I'm really feeling it!

There’s something incredible about spending tens (or sometimes hundreds) of hours with a fictional world for it to then illicit a genuinely strong emotional reaction from you.

Frustration at not being able to defeat a particularly difficult challenge and the elation that causes you to physically fist-pump when you overcome it, fear of the unknown as you creep around a dark and foreboding mansion knowing that the next turn of the corner may be your last...


However my favourite emotional reaction brought on by a few games is crying. It could be due to sadness, joy or sorrow; either way I just love it.

Often sadness, fear or frustration as well as many other emotions with negative connotations occur within our lives because of awful things that affect us or those close to us personally. To feel these emotions would mean that something terrible has happened. It could be a death of a family member, fear for one’s life or sudden redundancy. Video games give us a chance however to feel these incredibly poignant and important emotions without consequence. We can feel and learn to deal with them within a simulation of sorts, freeing us from the nastiness of real life and its grievances. It’s a true emotional catharsis.

The Persona games stand out here particularly well for me due to their reliance on forging deep and meaningful relationships with friends and confidants. You develop these characters stories as you progress and for all intents and purposes devote a year of your in-game life to them. You help them overcome emotional and physical hurdles, shouldering their burdens and allowing them to grow as individuals not only because you gain in-game rewards for doing so but because you come to love their personalities in real life. You want to spend time with them.


When I played Persona 4 and came to the end of the year I felt panic knowing that my time with these incredible people was drawing to a close and I simply wasn’t ready yet, and the same has happened for me just recently having caught up to Persona 5. And I cried. I cried for the rest of the night, my heart feeling both the pain of separation (not only of the characters but of the closing of 110 hours of an experience I wish didn’t have to end) and the relief of knowing that in-universe, this isn’t the end of these characters bonds in the same way that it is for me.

The Persona games perfectly emulate the feeling of leaving behind those you love so that their lives may go on, be it with or without your companionship and guidance. It’s something we probably all know the feeling of especially if you still remember graduating from school or needing to move to a completely new town, city or country; perhaps even just returning home from a visit to a loved one and being unsure of when you might see each-other again. This feeling is something that for me ATLUS recreates perfectly. Finishing a Persona game is more than just ending a video game. It feels like saying goodbye to real friends.
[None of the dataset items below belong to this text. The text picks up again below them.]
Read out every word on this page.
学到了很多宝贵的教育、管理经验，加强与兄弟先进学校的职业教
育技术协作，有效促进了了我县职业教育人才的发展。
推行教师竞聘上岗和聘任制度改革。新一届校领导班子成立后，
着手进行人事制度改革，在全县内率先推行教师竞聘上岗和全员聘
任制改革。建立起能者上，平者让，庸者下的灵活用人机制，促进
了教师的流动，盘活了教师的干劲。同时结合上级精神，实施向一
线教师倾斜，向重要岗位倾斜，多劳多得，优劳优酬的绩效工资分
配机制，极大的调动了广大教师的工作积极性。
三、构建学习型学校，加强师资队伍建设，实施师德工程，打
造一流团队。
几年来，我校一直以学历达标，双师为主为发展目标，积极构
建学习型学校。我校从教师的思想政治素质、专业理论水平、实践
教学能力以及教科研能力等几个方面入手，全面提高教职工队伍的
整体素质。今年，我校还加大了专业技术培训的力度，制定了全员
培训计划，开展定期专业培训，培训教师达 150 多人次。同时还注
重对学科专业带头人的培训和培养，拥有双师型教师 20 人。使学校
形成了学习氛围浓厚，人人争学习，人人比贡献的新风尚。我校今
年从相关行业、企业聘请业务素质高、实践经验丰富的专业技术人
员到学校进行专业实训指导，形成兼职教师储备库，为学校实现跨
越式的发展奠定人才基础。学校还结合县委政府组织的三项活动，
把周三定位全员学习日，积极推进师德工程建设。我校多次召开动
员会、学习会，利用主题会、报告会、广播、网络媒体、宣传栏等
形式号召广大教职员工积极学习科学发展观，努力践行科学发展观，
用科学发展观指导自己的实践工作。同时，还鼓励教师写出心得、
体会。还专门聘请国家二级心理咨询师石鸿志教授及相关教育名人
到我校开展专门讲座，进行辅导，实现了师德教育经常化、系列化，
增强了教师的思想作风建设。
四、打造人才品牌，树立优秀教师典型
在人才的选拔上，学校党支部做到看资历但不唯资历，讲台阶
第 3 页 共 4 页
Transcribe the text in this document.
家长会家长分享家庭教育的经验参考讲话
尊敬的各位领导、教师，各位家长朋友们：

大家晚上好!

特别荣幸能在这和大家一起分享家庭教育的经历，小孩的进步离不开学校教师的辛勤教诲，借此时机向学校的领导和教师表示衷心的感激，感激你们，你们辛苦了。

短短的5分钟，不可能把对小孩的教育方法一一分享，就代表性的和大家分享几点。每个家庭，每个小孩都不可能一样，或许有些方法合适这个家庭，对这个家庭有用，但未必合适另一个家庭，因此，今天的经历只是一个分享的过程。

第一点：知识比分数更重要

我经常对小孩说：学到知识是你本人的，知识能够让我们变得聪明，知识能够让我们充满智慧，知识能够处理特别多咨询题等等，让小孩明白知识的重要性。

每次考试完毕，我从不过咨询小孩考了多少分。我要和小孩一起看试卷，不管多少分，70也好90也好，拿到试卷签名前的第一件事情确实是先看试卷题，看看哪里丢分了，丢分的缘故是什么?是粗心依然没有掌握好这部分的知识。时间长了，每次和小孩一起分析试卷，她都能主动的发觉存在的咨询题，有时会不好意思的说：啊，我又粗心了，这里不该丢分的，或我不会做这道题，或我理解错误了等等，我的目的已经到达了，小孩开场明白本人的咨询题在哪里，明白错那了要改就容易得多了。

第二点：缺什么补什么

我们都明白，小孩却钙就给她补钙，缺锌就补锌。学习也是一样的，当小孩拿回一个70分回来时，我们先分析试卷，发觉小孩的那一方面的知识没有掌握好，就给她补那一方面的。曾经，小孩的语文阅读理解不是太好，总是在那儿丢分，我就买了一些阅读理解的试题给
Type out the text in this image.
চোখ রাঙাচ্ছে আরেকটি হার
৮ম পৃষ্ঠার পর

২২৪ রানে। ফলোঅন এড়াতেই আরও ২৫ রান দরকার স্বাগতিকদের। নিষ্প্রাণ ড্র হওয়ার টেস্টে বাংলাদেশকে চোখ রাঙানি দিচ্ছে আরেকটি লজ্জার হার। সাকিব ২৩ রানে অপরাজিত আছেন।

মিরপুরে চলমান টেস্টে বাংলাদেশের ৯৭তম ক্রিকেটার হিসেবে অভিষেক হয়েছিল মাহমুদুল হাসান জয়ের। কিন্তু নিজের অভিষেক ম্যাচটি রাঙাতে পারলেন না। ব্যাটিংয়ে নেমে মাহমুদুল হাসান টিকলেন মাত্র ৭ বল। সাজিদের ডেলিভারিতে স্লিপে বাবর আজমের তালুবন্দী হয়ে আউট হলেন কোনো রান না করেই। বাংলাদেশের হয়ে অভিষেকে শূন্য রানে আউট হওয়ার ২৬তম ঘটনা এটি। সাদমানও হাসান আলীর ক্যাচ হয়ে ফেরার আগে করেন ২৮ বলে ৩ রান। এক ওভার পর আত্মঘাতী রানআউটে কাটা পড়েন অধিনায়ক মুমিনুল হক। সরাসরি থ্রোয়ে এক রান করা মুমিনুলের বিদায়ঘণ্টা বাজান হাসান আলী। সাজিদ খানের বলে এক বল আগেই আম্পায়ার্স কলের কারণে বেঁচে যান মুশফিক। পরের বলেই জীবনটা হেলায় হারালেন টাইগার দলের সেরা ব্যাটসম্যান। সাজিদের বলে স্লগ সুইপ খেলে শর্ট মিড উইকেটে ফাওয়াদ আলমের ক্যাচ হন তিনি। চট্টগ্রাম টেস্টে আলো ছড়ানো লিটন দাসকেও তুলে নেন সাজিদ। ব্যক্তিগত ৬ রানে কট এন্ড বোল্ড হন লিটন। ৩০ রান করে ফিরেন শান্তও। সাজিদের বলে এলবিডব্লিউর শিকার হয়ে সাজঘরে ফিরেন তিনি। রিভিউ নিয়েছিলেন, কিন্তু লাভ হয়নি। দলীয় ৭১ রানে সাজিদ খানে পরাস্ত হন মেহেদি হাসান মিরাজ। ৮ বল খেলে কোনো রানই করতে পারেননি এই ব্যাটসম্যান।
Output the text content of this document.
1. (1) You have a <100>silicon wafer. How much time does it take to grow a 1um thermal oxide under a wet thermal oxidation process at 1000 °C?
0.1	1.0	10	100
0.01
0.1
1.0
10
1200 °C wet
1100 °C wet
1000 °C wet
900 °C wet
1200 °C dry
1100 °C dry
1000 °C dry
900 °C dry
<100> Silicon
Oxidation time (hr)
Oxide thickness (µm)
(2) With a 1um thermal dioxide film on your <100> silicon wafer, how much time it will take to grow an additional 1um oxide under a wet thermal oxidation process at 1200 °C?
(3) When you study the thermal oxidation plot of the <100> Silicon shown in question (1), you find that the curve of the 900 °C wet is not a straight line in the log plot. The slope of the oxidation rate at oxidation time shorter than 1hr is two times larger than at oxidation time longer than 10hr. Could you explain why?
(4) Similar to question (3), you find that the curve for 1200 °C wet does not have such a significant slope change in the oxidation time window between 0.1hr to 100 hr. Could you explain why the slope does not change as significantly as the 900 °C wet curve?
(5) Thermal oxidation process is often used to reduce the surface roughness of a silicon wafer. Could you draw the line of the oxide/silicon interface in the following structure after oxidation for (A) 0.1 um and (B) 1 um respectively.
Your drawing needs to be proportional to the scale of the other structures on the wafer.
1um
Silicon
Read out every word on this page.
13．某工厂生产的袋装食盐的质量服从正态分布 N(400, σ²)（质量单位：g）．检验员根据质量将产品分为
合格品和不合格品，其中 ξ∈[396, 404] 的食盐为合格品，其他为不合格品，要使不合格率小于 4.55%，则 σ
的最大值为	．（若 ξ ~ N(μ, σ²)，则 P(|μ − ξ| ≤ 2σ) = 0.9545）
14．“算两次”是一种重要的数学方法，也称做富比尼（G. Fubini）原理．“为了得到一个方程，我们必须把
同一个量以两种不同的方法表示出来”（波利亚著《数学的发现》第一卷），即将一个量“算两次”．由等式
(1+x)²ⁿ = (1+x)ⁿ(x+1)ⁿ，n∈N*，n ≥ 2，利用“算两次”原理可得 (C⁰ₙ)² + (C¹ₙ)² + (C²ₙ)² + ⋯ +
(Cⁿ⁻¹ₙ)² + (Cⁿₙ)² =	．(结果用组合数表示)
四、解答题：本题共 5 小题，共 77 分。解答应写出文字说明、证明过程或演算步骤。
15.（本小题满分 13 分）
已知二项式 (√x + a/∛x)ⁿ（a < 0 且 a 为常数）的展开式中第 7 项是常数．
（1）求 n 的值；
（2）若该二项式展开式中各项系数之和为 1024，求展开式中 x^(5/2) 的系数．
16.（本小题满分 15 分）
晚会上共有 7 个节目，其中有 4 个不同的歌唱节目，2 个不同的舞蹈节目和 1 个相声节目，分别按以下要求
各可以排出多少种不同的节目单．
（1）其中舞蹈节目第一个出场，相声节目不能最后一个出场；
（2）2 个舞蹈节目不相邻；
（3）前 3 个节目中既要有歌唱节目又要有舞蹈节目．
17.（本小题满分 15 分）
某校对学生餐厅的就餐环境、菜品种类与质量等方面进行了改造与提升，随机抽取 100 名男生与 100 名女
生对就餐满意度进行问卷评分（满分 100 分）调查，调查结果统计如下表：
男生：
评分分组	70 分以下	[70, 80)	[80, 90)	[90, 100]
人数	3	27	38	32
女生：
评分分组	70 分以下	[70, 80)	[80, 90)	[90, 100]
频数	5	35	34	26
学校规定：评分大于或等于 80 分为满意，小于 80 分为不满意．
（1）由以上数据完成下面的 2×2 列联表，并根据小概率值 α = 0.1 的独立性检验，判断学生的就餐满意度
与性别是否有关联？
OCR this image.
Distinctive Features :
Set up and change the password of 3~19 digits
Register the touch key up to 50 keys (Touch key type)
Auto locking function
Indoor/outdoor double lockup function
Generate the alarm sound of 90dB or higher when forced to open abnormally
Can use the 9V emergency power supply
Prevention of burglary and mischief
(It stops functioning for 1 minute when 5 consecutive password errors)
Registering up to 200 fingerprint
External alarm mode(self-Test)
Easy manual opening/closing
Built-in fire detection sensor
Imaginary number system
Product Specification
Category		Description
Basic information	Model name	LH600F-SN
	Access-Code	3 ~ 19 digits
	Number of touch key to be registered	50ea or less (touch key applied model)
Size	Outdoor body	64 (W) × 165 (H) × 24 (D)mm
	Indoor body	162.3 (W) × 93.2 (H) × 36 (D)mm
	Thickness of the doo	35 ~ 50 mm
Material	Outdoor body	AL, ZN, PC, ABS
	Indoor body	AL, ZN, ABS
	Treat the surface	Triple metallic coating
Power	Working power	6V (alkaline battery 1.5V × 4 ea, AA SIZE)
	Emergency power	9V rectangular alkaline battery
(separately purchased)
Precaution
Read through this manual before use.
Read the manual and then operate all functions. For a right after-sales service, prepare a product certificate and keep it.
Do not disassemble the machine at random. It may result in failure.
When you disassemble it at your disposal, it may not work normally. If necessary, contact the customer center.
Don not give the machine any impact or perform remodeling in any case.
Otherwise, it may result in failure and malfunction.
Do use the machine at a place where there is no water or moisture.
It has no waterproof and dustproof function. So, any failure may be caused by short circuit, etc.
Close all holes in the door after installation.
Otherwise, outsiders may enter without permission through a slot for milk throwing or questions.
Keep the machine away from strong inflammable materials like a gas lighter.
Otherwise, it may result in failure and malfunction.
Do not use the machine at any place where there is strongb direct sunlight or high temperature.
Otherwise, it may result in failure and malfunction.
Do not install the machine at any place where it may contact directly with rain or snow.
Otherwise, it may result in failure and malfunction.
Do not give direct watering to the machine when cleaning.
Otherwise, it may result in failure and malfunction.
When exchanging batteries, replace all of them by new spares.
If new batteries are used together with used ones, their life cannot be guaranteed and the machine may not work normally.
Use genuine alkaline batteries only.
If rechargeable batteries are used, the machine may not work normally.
Another game that truly stands out to me is The Last Guardian. I won’t say too much for the sake of spoiling plot, but the finale of that game (especially when your last interaction is to physically point, symbolically finalising the end of your time together) left me distraught. I was unable to think of anything but that game ending for the rest of the day and a lot of the day following too, because yet again it felt as though I had to say goodbye to yet another thing that I had come to love deeply. On a much more personal level Trico looked and behaved very similarly to my wonderful cat D’argo, who lost his little life a few months ago. When I was interacting with Trico in-game, I was reminded regularly of my admiration for D’argo every time. I yearn to go back to The Last Guardian in memory of him... But I haven’t been able to bring myself to that kind of vulnerability yet.


Isn’t it strange how much meaning we can give to something as “trivial” as video games?

And so I’d love to read: What were your most emotional experiences when playing certain games, and what did those experiences mean to you on a personal level? I’d love to know.